UK CPI inflation was 2.8% in May 2026, still above the 2% target but not alarming. The Bank of England holds rates at 3.75% as it expects inflation may rise in coming months when earlier energy-price swings feed through the economy. Policymakers are also watching “second-round effects” in wages and prices.
Two MPC members dissented and pushed for a hike to 4%, arguing pre-emptive action is needed if wage and price dynamics re-accelerate. The majority preferred to wait for more data before tightening further.
Oil prices have fallen meaningfully from a late-February spike above $120 per barrel, triggered by escalating Middle East tensions (notably involving Iran). Energy costs remain higher than pre-conflict levels, keeping the debate active.
Next MPC meeting is July 30, 2026—about six weeks away—when fresh inflation data and clearer signals on oil-price direction and Middle East risk will be available.
Neutral
The Bank of England holds rates at 3.75% with a hawkish 2-voice minority. In the short term, the “hold” is broadly expected and therefore likely limits immediate volatility; the main tradable signal is that at least some MPC members still want tightening to 4%, which reduces the probability of near-term rate cuts.
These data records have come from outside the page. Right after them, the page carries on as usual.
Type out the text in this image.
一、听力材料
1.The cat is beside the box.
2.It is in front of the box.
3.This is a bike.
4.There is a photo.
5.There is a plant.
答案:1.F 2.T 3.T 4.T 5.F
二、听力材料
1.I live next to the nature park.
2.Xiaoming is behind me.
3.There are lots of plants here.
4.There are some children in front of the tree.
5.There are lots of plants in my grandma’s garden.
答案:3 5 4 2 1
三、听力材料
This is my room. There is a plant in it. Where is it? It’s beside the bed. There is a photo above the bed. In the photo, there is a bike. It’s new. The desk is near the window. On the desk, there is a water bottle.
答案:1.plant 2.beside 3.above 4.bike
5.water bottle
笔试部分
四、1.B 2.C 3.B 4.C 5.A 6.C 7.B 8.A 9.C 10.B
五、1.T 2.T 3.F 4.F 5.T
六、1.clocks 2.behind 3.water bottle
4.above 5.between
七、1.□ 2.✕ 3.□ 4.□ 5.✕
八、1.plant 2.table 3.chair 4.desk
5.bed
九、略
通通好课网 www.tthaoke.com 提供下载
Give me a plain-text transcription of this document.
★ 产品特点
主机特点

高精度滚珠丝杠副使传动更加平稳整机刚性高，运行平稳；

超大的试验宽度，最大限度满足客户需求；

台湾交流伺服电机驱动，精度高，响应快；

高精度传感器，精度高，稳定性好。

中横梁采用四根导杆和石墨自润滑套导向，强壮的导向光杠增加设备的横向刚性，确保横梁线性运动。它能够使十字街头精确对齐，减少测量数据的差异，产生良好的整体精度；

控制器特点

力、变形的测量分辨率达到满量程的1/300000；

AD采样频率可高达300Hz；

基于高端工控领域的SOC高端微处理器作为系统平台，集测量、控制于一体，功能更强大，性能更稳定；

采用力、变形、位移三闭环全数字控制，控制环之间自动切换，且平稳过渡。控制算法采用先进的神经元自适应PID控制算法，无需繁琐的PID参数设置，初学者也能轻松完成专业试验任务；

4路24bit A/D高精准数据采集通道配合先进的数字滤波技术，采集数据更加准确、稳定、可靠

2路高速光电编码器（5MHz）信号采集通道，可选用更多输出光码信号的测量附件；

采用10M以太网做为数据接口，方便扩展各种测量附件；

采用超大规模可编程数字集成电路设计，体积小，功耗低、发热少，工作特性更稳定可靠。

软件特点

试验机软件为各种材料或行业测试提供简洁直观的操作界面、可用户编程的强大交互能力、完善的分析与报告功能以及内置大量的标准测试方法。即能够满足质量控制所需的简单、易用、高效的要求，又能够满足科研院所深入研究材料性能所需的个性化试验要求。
For crypto, the direct link is via macro liquidity and real-rate expectations. When central banks stay restrictive, risk assets—including BTC—often face a ceiling unless growth/inflation surprises force policy expectations lower. Here, falling oil prices offer inflation relief, which can be mildly supportive, but the committee’s focus on potential second-round wage/price effects keeps the policy path less dovish.
Historically, similar “hold but divided” MPC/central-bank outcomes have tended to cause range trading: markets initially price in stability, then reprice when updated inflation data arrives. The July 30 meeting is the next catalyst, so traders may position tactically around upcoming inflation/oil headlines rather than expect a durable trend from this single decision. Net: likely neutral, with upside bias only if subsequent inflation prints confirm the oil-driven cooling and shift rate-cut expectations.